Generally speaking, we avoid personalizing our reviews at The Spool. This isn’t the early 2000s. No one needs to know about my journey to my couch to watch Tom Clancy’s Jack Ryan Season 4. That said, please allow me a brief personal indulgence that I promise will prove illustrious. In an effort to get ahead of deadlines, I watched the season’s six episodes in a day with a plan to write the review the next day. However, by the time I sat down to write that review about 26 hours later, I realized I had to watch the whole thing again. In a day’s time, I had forgotten too much to write a review in good faith.
This isn’t because Tom Clancy’s Jack Ryan Season 4 is bad. It’s a decent enough final season featuring solid action sequences and the occasional sly laugh. I think John Krasinski makes for a fine Ryan, a good balance between the egghead he started as and the action hero he became. The supporting cast is fine as well. It’s hard to dock a series for utilizing the likes of Wendell Pierce, Abbie Cornish, or Michael Kelly.
No, Jack Ryan has never been bad. But it’s always been just good enough. As a result, it doesn’t linger in the mind for better and worse. It is the kind of television show intended to entertain audiences while they watch and evaporate soon after.
To focus on Tom Clancy’s Jack Ryan Season 4 specifically, the show picks up with Wright (Betty Gabriel) and Ryan facing Congressional evaluation to determine if either or both will transition from CIA Interim Director and Deputy Director to permanent CIA Director and Deputy Director. While ambitious Senator Henshaw (Derek Cecil) initially seems to be the only hurdle, a political assassination possibly connected to the prior CIA Director, Tom Miller’s (John Schwab), illegal activities complicates things considerably. Worse, the fallout begins to threaten far more serious considerations than a pair of political appointments.
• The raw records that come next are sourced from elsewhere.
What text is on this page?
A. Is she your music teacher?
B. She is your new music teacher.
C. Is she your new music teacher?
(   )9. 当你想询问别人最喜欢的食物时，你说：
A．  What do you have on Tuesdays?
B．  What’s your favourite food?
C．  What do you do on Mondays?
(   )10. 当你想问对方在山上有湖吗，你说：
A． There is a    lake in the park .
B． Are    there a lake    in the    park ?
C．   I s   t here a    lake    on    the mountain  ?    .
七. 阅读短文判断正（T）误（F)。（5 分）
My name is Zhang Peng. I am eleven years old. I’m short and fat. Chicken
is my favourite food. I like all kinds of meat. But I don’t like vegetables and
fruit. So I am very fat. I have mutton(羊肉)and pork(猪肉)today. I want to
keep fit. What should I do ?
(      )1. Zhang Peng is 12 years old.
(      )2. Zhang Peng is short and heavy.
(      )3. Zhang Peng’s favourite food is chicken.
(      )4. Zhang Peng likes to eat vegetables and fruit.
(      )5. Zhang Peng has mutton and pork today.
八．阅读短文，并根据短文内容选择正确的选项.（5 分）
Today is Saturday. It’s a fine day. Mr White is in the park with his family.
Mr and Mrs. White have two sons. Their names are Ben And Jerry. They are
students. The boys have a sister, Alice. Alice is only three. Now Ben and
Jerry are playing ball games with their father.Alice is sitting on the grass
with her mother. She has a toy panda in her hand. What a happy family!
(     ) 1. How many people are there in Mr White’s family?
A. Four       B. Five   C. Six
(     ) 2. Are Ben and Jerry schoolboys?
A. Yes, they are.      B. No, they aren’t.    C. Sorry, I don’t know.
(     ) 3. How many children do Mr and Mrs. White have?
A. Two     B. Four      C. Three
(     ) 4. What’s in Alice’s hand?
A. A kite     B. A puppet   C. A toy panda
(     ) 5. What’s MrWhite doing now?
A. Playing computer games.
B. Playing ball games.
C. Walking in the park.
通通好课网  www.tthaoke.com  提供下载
The season’s biggest new addition is Michael Peña as Domingo Chavez, a man with, you guessed it, a shady past with unclear motivations and alliances. While not the favorite version of Peña, comedic Peña, the actor proves a welcome inclusion. His practical attitude compliments Krasinski’s “we can save ’em all” optimism and Kelly’s delightful mercenary amorality. Another compelling arrival, Louis Ozawa as Chao Fah, a lieutenant in a prominent criminal family, gives the show a certain doomed nobility that agrees with its vision of global politics. In Tom Clancy’s Jack Ryan Season 4, the world has more than its fair share of villains, but there are also plenty of decent people stuck in situations not of their own making.
[Tom Clancy’s Jack Ryan] always been just good enough.
Perhaps that’s why the series’ biggest stumbles are when it reaches for the opposite—people who have the power to be anything but choose evil. The show climaxes on the twin exposure of bad actors on American soil, and both read excessively simplistic and false. Krasinski’s grandstanding exposure of a corrupt official is especially unbelievable. Accepting Ryan’s near-superhuman ability to resist torture is easy. Please don’t expect audiences to swallow a single document could fell an opponent wielding tremendous political power, though.
If you’ve watched and liked this series until now, Tom Clancy’s Jack Ryan Season 4 will prove the best sort of “more of the same.” On the other hand, if you either didn’t like it or haven’t checked it out yet? There’s no reason to think Season 4 will be the one to change your mind.
Tom Clancy’s Jack Ryan season 4 faces down Prime Video oversight starting June 30.